4.
Makes you wonder why they did not just pop a couple of Tualatins on a chip, instead of Pentium 4s. Tualatins are still better than anything AMD or Intel have for that, since they run so much cooler they would not have to be throttled back artificially like the Athlon 64 and Pentium 4.
Also, Intel never planned on going dual core for a good reason, it is a lousy design either way; being just a poor man's dual processor system. Instead, they designed the Itanium which focused more on instruction level parallelism instead of thread level parallelism. Obviously, the former is better since it works for every application ever written, whereas for applications where multithreading is poorly suited, multi-core systems run poorly since they are done so badly they run at lower clock speeds.
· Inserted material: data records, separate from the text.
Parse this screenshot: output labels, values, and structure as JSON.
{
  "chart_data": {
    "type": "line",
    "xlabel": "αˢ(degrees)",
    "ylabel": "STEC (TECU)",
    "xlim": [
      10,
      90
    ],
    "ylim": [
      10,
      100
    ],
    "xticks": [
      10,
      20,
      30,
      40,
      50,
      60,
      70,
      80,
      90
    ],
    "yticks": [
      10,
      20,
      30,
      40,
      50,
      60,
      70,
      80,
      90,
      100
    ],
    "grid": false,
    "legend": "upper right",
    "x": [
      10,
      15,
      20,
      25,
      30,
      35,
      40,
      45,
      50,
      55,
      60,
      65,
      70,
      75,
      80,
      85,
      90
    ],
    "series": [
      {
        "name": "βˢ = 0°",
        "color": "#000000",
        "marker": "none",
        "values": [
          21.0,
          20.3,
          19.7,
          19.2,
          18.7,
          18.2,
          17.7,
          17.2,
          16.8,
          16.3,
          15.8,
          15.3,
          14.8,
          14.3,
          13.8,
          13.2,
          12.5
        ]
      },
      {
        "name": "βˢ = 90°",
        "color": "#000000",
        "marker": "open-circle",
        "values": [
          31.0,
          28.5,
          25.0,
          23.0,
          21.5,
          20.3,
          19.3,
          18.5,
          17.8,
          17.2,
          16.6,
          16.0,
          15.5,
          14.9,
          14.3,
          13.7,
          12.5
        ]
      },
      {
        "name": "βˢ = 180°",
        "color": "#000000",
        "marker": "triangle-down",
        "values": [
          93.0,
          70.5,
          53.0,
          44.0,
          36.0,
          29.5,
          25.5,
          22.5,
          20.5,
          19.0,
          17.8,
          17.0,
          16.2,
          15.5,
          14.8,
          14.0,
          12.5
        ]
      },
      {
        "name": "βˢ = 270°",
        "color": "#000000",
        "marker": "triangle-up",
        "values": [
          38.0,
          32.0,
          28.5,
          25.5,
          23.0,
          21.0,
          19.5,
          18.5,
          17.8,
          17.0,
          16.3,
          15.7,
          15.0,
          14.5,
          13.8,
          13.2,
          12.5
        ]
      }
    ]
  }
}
Since the Itanium is a market failure, at least in the mainstream arena, Intel is forced to wring out more performance from the miserable x86 instruction set and naturally were caught flat footed since they never wanted to go this way.
I am amazed at how well AMD and Intel have made people believe dual cores are a good thing. It is an egregious lie; it really means they have no clue how to develop processors from here on. AMD gave up much earlier, and at least realized they had no clue. Intel thought they did and jacked up the transistor count for the Prescott with all these new wonderful features, and fell on their faces because of power problems. So now they figured out what to do, add something very few people need, and those that do need them would do better with a real multiprocessor system.
I wonder how much money is wasted on too powerful PCs, in terms of electricity every year. When you factor in how many people do mainly surfing the internet, or playing MPEGs or similarly simple things like this, and are using 75 watt processors to do this. Multiply it by the millions and millions that have these machines, and it has to be a huge amount of money that is wasted every year. Now these bozos crank it up even more with dual processors when virtually no one even needed the highest speed single processor. And, of course, if they did need a dual processor, or more, configuration, they should get a real one instead of some half-rate dual core system with a shared memory bus and lower clock speeds.
Still, this is a good thing somehow. Good grief.